Workforce development will be vital. Too many young people remain unemployed or under-skilled for modern industry. Technical education, vocational training, and closer collaboration between universities and industries must become part of a national development agenda. Without skilled labor, the vision of industrial expansion will remain aspirational.
Third, a fundamental integration of fiscal policy and industrial strategy is required. These two spheres, often treated as parallel, must now operate in tandem. Fiscal incentives should not be scattered arbitrarily but aligned with the government’s industrial priorities. Manufacturing clusters should be tax-supported and performance-monitored.
Public procurement should favor local value chains. Investment approvals should be streamlined and guided by strategic national objectives.
Crucially, this integration must be governed by institutional clarity and accountability. Sri Lanka needs a central economic policy coordination mechanism, perhaps a National Competitiveness Council, empowered to align decisions across finance, trade, investment, industry, and education. Without such coherence, policy execution will remain fragmented and ineffective.
Environmental sustainability must also be embedded into every stage of this transformation. As global markets move toward decarbonization, Sri Lanka’s future competitiveness depends on embracing green industrial practices. Energy efficiency, circular production, and environmental certifications are not only moral imperatives but commercial requirements in modern trade.
What Sri Lanka faces is not merely an economic challenge, but a strategic crossroad.

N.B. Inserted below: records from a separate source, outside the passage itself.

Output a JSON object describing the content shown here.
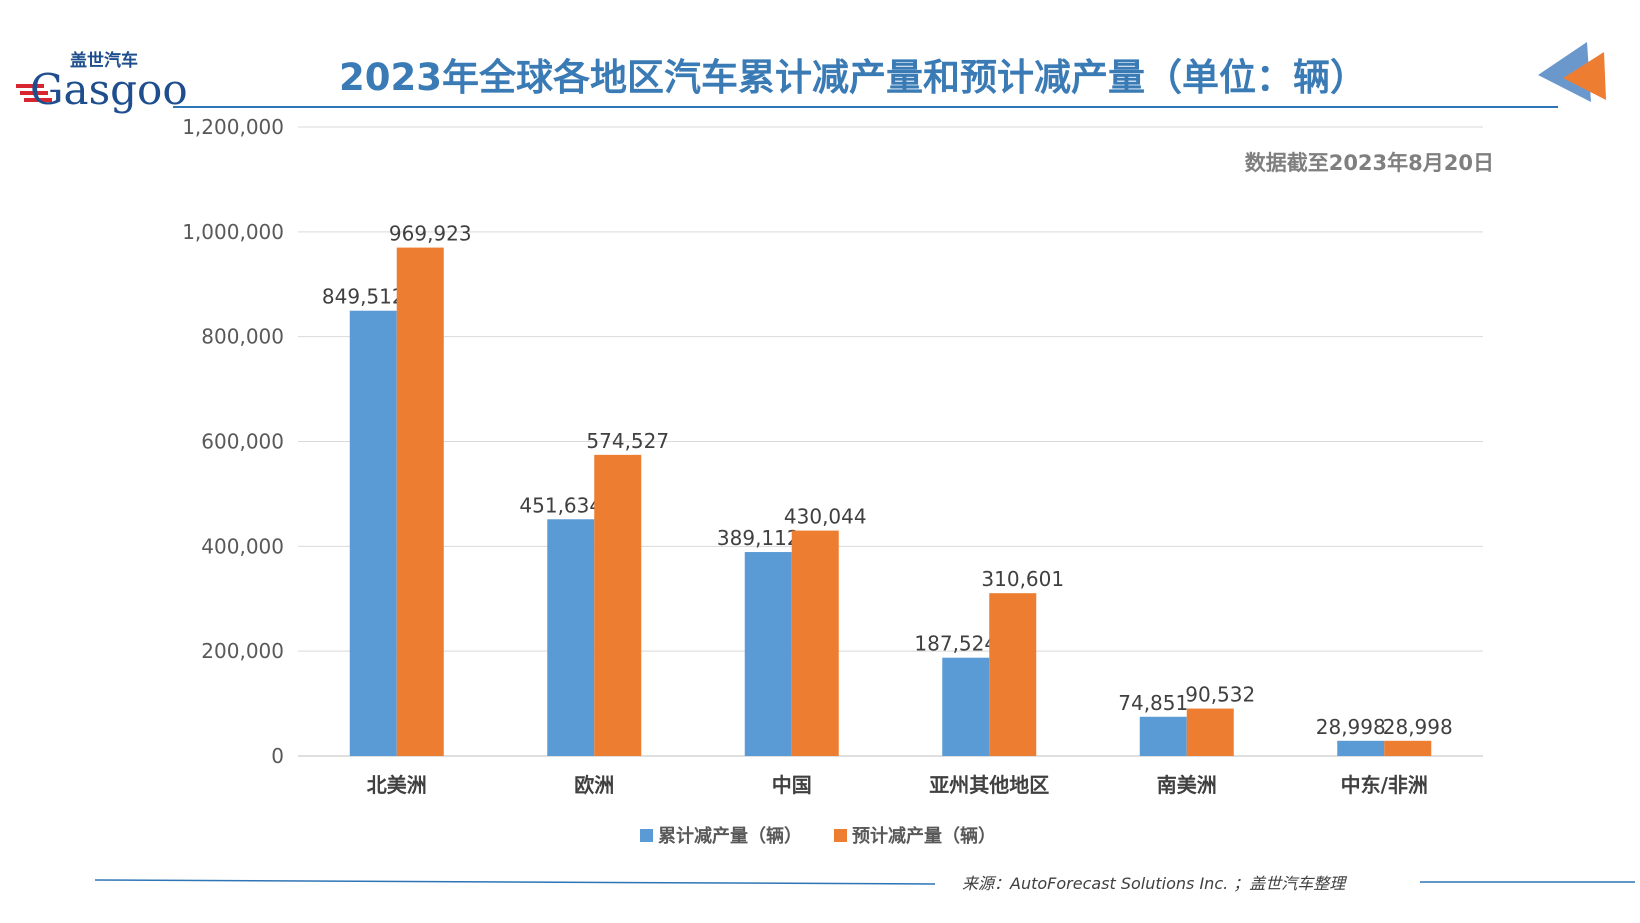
{
  "logo": {
    "text": "Gasgoo",
    "cn": "盖世汽车"
  },
  "header": {
    "title": "2023年全球各地区汽车累计减产量和预计减产量（单位：辆）"
  },
  "note": "数据截至2023年8月20日",
  "source": "来源：AutoForecast Solutions Inc. ；盖世汽车整理",
  "colors": {
    "title": "#3a7bb5",
    "series1": "#5b9bd5",
    "series2": "#ed7d31",
    "grid": "#d9d9d9"
  },
  "chart_data": {
    "type": "bar",
    "title": "2023年全球各地区汽车累计减产量和预计减产量（单位：辆）",
    "categories": [
      "北美洲",
      "欧洲",
      "中国",
      "亚州其他地区",
      "南美洲",
      "中东/非洲"
    ],
    "series": [
      {
        "name": "累计减产量（辆）",
        "values": [
          849512,
          451634,
          389112,
          187524,
          74851,
          28998
        ]
      },
      {
        "name": "预计减产量（辆）",
        "values": [
          969923,
          574527,
          430044,
          310601,
          90532,
          28998
        ]
      }
    ],
    "ylim": [
      0,
      1200000
    ],
    "yticks": [
      0,
      200000,
      400000,
      600000,
      800000,
      1000000,
      1200000
    ],
    "grid": true,
    "legend": "bottom"
  }
}
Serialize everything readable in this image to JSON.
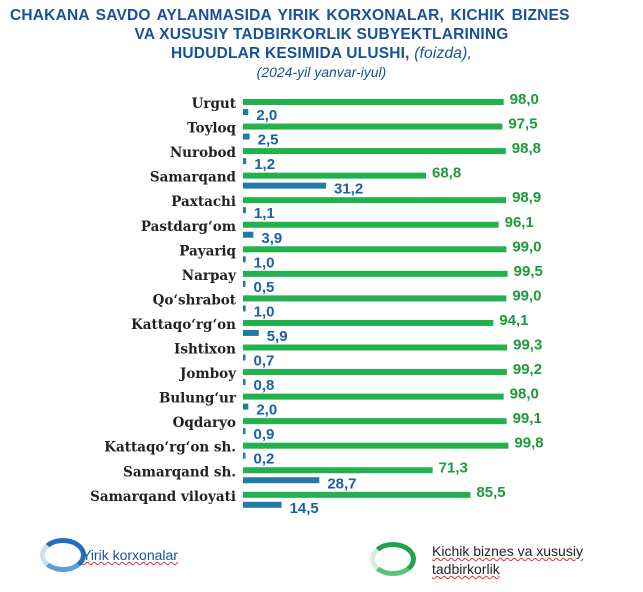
{
  "title": {
    "line1": "CHAKANA SAVDO AYLANMASIDA YIRIK KORXONALAR,    KICHIK BIZNES",
    "line2": "VA XUSUSIY TADBIRKORLIK SUBYEKTLARINING",
    "line3": "HUDUDLAR KESIMIDA ULUSHI,",
    "unit": "(foizda),",
    "period": "(2024-yil yanvar-iyul)"
  },
  "legend": {
    "large": "Yirik korxonalar",
    "small": "Kichik biznes va xususiy tadbirkorlik"
  },
  "colors": {
    "green": "#22b14c",
    "blue": "#1f7aa8",
    "title": "#1a4f9c"
  },
  "chart_data": {
    "type": "bar",
    "orientation": "horizontal",
    "categories": [
      "Urgut",
      "Toyloq",
      "Nurobod",
      "Samarqand",
      "Paxtachi",
      "Pastdarg‘om",
      "Payariq",
      "Narpay",
      "Qo‘shrabot",
      "Kattaqo‘rg‘on",
      "Ishtixon",
      "Jomboy",
      "Bulung‘ur",
      "Oqdaryo",
      "Kattaqo‘rg‘on sh.",
      "Samarqand sh.",
      "Samarqand viloyati"
    ],
    "series": [
      {
        "name": "Kichik biznes va xususiy tadbirkorlik",
        "values": [
          "98,0",
          "97,5",
          "98,8",
          "68,8",
          "98,9",
          "96,1",
          "99,0",
          "99,5",
          "99,0",
          "94,1",
          "99,3",
          "99,2",
          "98,0",
          "99,1",
          "99,8",
          "71,3",
          "85,5"
        ]
      },
      {
        "name": "Yirik korxonalar",
        "values": [
          "2,0",
          "2,5",
          "1,2",
          "31,2",
          "1,1",
          "3,9",
          "1,0",
          "0,5",
          "1,0",
          "5,9",
          "0,7",
          "0,8",
          "2,0",
          "0,9",
          "0,2",
          "28,7",
          "14,5"
        ]
      }
    ],
    "xlim": [
      0,
      100
    ],
    "grid": false,
    "legend_position": "bottom"
  }
}
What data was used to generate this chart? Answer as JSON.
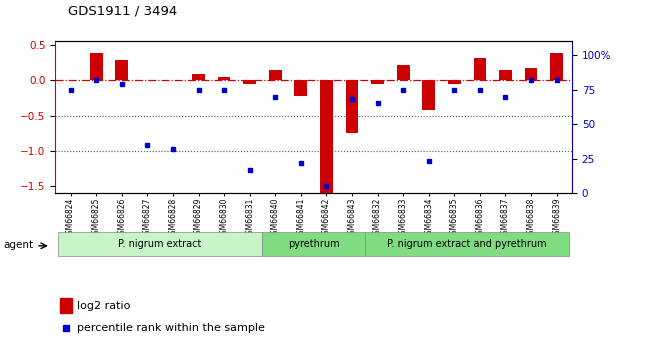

The liquidity surplus reported in 2024 provides a rare opportunity to shift course, to exit the cycle of macroeconomic distress and enter a path of deliberate, structured growth. But this shift will require more than market operations or debt relief. It will require leadership that is bold enough to move beyond stabilization and build for the long term.
The foundations are within reach: a youthful population, strategic location, industrial potential, and a temporary easing of financial pressure. What remains is the political and institutional will to capitalize on them, to treat fiscal prudence, industrial development, and policy integration not as separate goals, but as a single, interdependent strategy for national resilience.
If Sri Lanka chooses this path, it will not only recover. It will rebuild with strength, relevance, and purpose.